Super Rugby referees’ boss backs Dickinson’s decision

2011-06-01 00:00

AUCKLAND — Super Rugby referees’ boss Lyndon Bray said he is “quite comfortable” with Stuart Dickinson’s explanation of the penalty that ultimately cost the Crusaders their match against the Reds in Brisbane.

Australian referee Dickinson penalised Crusaders skipper Richie McCaw for hands in a ruck in the last minute of the match, resulting in the Reds kicking for goal for the crucial 17-16 win on Sunday.

Debate has raged ever since and Bray, after reviewing the incident and the entire performance of Dickinson and his refereeing team, was happy to front on the issue.

“I’m loathe to criticise the actual decision. We have discussed what else you could have done with that particular scenario and I’m quite comfortable with Stuart’s explanation from a technical view,” Bray said.

While there may have been other options available, the key was that Dickinson had made his position clear by warning the Crusaders not to touch the ball, leaving him with no alternative but to award a penalty when McCaw made his move.

“Stuart quite clearly says don’t touch it. I know it is very, very tough for a player to hear that with the crowd going off. But he is earmarking that it is a ruck. By saying it, you are pretty clear where you are going to go,” said Bray.

Bray said the “other options” available to Dickinson would have been to “say scrum, unplayable, and you’d have to say that very quickly, or you might even play on and we’d be debating if that was correct too”.

Bray said the complexities of rugby are part of its beauty. The debate that is going on is also being aired in refereeing circles.

“From a rugby point of view, if you can back out of the emotion of it, it’s quite a complex decision. It’s not that easy to come out and say was it right or wrong.

“The issue that we have there is that clearly a ruck has formed and the question you have to ask when that ruck collapses is whether the ball was out and in a position where a player could pick it up and play with it. That’s the debate we have had this morning.
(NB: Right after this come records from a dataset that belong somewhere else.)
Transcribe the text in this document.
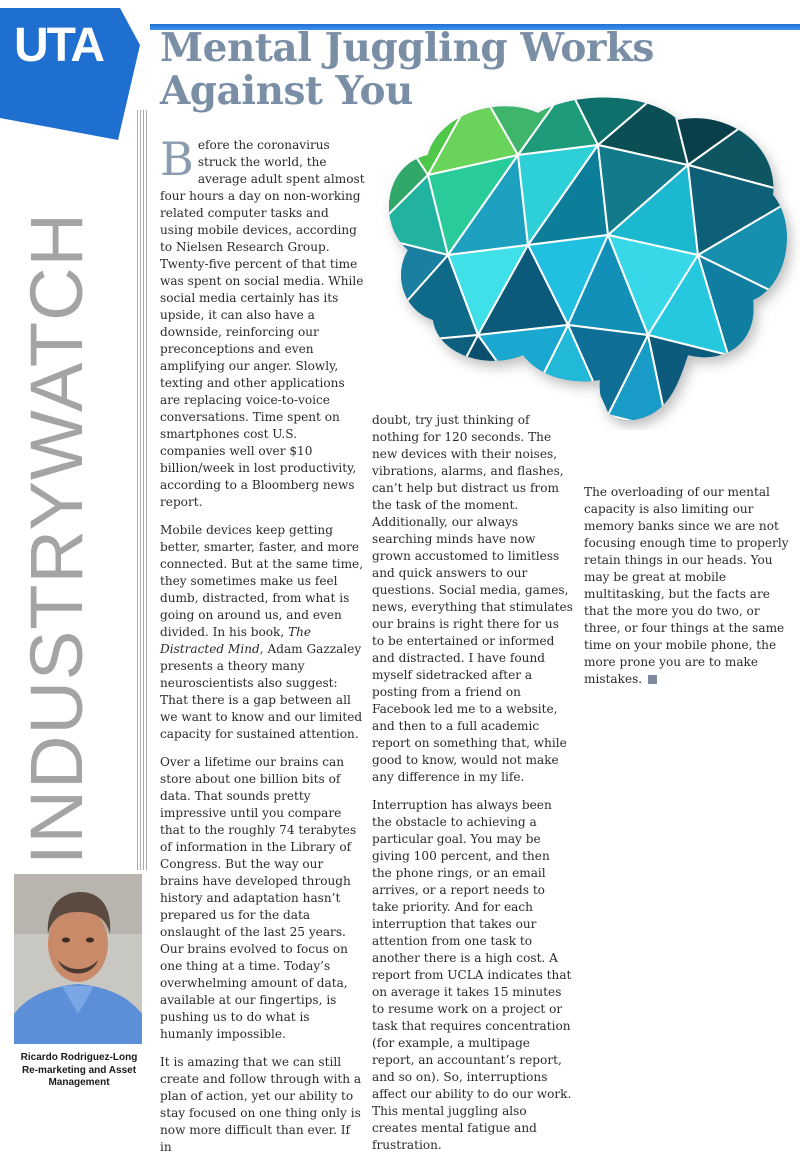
UTA
INDUSTRYWATCH
Mental Juggling Works Against You

Before the coronavirus struck the world, the average adult spent almost four hours a day on non-working related computer tasks and using mobile devices, according to Nielsen Research Group. Twenty-five percent of that time was spent on social media. While social media certainly has its upside, it can also have a downside, reinforcing our preconceptions and even amplifying our anger. Slowly, texting and other applications are replacing voice-to-voice conversations. Time spent on smartphones cost U.S. companies well over $10 billion/week in lost productivity, according to a Bloomberg news report.

Mobile devices keep getting better, smarter, faster, and more connected. But at the same time, they sometimes make us feel dumb, distracted, from what is going on around us, and even divided. In his book, The Distracted Mind, Adam Gazzaley presents a theory many neuroscientists also suggest: That there is a gap between all we want to know and our limited capacity for sustained attention.

Over a lifetime our brains can store about one billion bits of data. That sounds pretty impressive until you compare that to the roughly 74 terabytes of information in the Library of Congress. But the way our brains have developed through history and adaptation hasn’t prepared us for the data onslaught of the last 25 years. Our brains evolved to focus on one thing at a time. Today’s overwhelming amount of data, available at our fingertips, is pushing us to do what is humanly impossible.

It is amazing that we can still create and follow through with a plan of action, yet our ability to stay focused on one thing only is now more difficult than ever. If in

doubt, try just thinking of nothing for 120 seconds. The new devices with their noises, vibrations, alarms, and flashes, can’t help but distract us from the task of the moment. Additionally, our always searching minds have now grown accustomed to limitless and quick answers to our questions. Social media, games, news, everything that stimulates our brains is right there for us to be entertained or informed and distracted. I have found myself sidetracked after a posting from a friend on Facebook led me to a website, and then to a full academic report on something that, while good to know, would not make any difference in my life.

Interruption has always been the obstacle to achieving a particular goal. You may be giving 100 percent, and then the phone rings, or an email arrives, or a report needs to take priority. And for each interruption that takes our attention from one task to another there is a high cost. A report from UCLA indicates that on average it takes 15 minutes to resume work on a project or task that requires concentration (for example, a multipage report, an accountant’s report, and so on). So, interruptions affect our ability to do our work. This mental juggling also creates mental fatigue and frustration.

The overloading of our mental capacity is also limiting our memory banks since we are not focusing enough time to properly retain things in our heads. You may be great at mobile multitasking, but the facts are that the more you do two, or three, or four things at the same time on your mobile phone, the more prone you are to make mistakes.

Ricardo Rodriguez-Long
Re-marketing and Asset Management
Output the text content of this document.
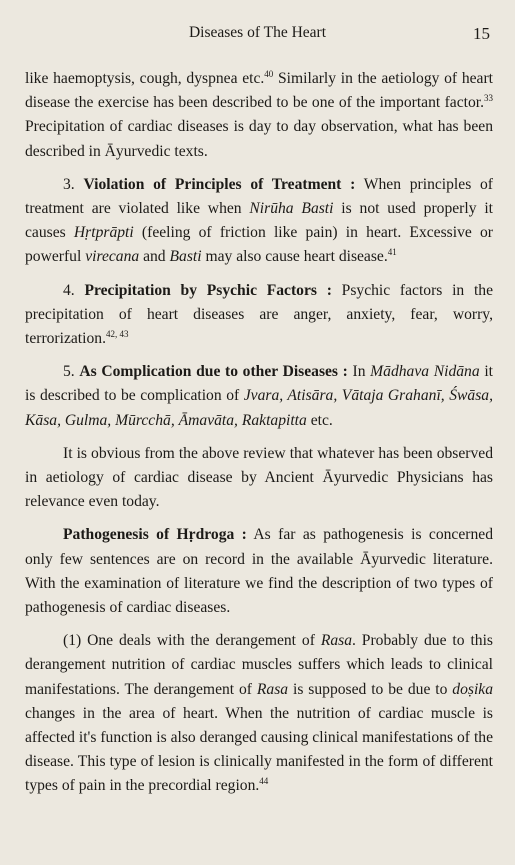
Diseases of The Heart	15

like haemoptysis, cough, dyspnea etc.$^{40}$ Similarly in the aetiology of heart disease the exercise has been described to be one of the important factor.$^{33}$ Precipitation of cardiac diseases is day to day observation, what has been described in Āyurvedic texts.

3. Violation of Principles of Treatment : When principles of treatment are violated like when Nirūha Basti is not used properly it causes Hṛtprāpti (feeling of friction like pain) in heart. Excessive or powerful virecana and Basti may also cause heart disease.$^{41}$

4. Precipitation by Psychic Factors : Psychic factors in the precipitation of heart diseases are anger, anxiety, fear, worry, terrorization.$^{42, 43}$

5. As Complication due to other Diseases : In Mādhava Nidāna it is described to be complication of Jvara, Atisāra, Vātaja Grahanī, Śwāsa, Kāsa, Gulma, Mūrcchā, Āmavāta, Raktapitta etc.

It is obvious from the above review that whatever has been observed in aetiology of cardiac disease by Ancient Āyurvedic Physicians has relevance even today.

Pathogenesis of Hṛdroga : As far as pathogenesis is concerned only few sentences are on record in the available Āyurvedic literature. With the examination of literature we find the description of two types of pathogenesis of cardiac diseases.

(1) One deals with the derangement of Rasa. Probably due to this derangement nutrition of cardiac muscles suffers which leads to clinical manifestations. The derangement of Rasa is supposed to be due to doṣika changes in the area of heart. When the nutrition of cardiac muscle is affected it's function is also deranged causing clinical manifestations of the disease. This type of lesion is clinically manifested in the form of different types of pain in the precordial region.$^{44}$
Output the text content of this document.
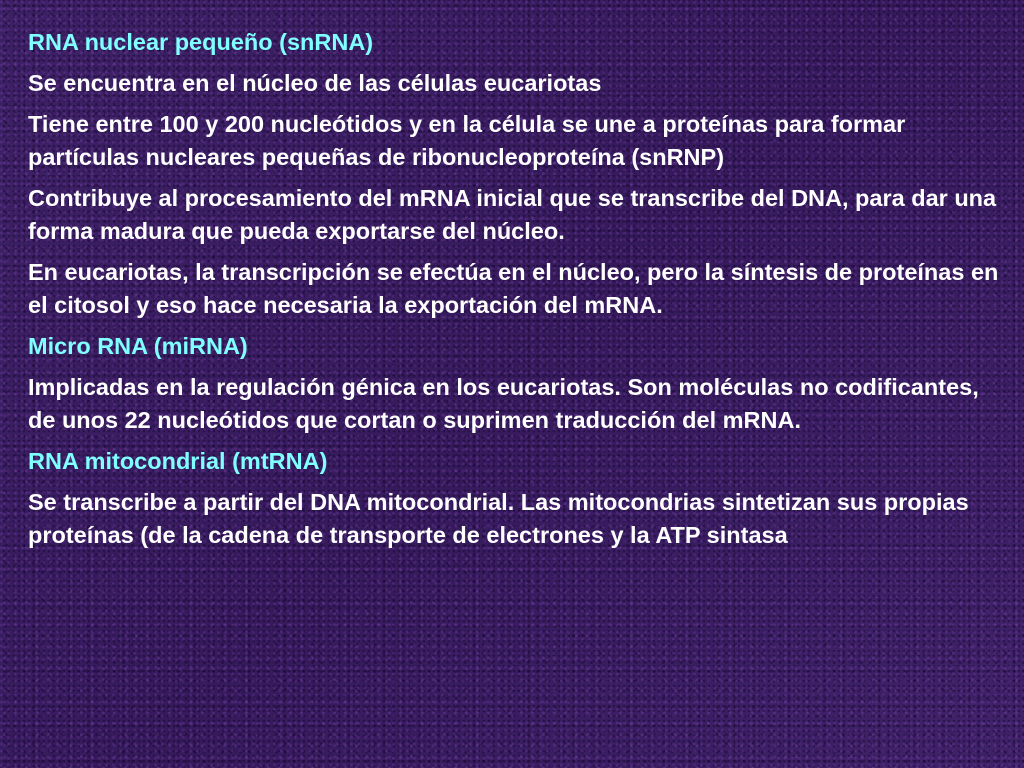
RNA nuclear pequeño (snRNA)

Se encuentra en el núcleo de las células eucariotas

Tiene entre 100 y 200 nucleótidos y en la célula se une a proteínas para formar partículas nucleares pequeñas de ribonucleoproteína (snRNP)

Contribuye al procesamiento del mRNA inicial que se transcribe del DNA, para dar una forma madura que pueda exportarse del núcleo.

En eucariotas, la transcripción se efectúa en el núcleo, pero la síntesis de proteínas en el citosol y eso hace necesaria la exportación del mRNA.

Micro RNA (miRNA)

Implicadas en la regulación génica en los eucariotas. Son moléculas no codificantes, de unos 22 nucleótidos que cortan o suprimen traducción del mRNA.

RNA mitocondrial (mtRNA)

Se transcribe a partir del DNA mitocondrial. Las mitocondrias sintetizan sus propias proteínas (de la cadena de transporte de electrones y la ATP sintasa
It’s really hard to criticise the referee on a technical level,” Bray added.

Bray watched the match on TV and knew the penalty was “a big call”. But that’s what the referees were there to do — make decisions.

It was a decision the referee knew would come under review because of “the magnitude of it”.

Bray said the review of the refereeing performance was taken on a “big picture” level and then in “more detail”.

The big picture revealed a Test match-like game with all the associated intensity. The players had done a good job of staying on their feet and the relatively low penalty count (12-4 in favour of the Reds) reflected that.

The detail suggested there were “four or five” decisions Dickinson and his assistants could have got “a bit better”.

Bray said the lead-up to the fateful final penalty revealed a knock-on back towards the halfway line that had been missed. Part of the blame with that lay with the assistant referee on that side of the field.

He believed the 73rd-minute scrum decision that led to a Crusaders penalty goal was correct.

Bray said little should be read into Dickinson being an assistant referee this weekend. That appointment, along with those for the following two rounds, had been made before this review and hadn’t been altered in the run-up to his controversial Brisbane performance.

“I think if you look at Stu’s last three or four games he has actually refereed very, very well. This game I think he performed pretty well in the environment. I accept there was some inaccuracy with the detail and I think he would too. So I don’t see any premise to drop him because of this performance. I think that would be very unfair,” said Bray.

The Reds remain top of the Australian Conference and the overall table, while the Crusaders still trail the Blues in the New Zealand Conference and now have their chances of a home semi-final in jeopardy.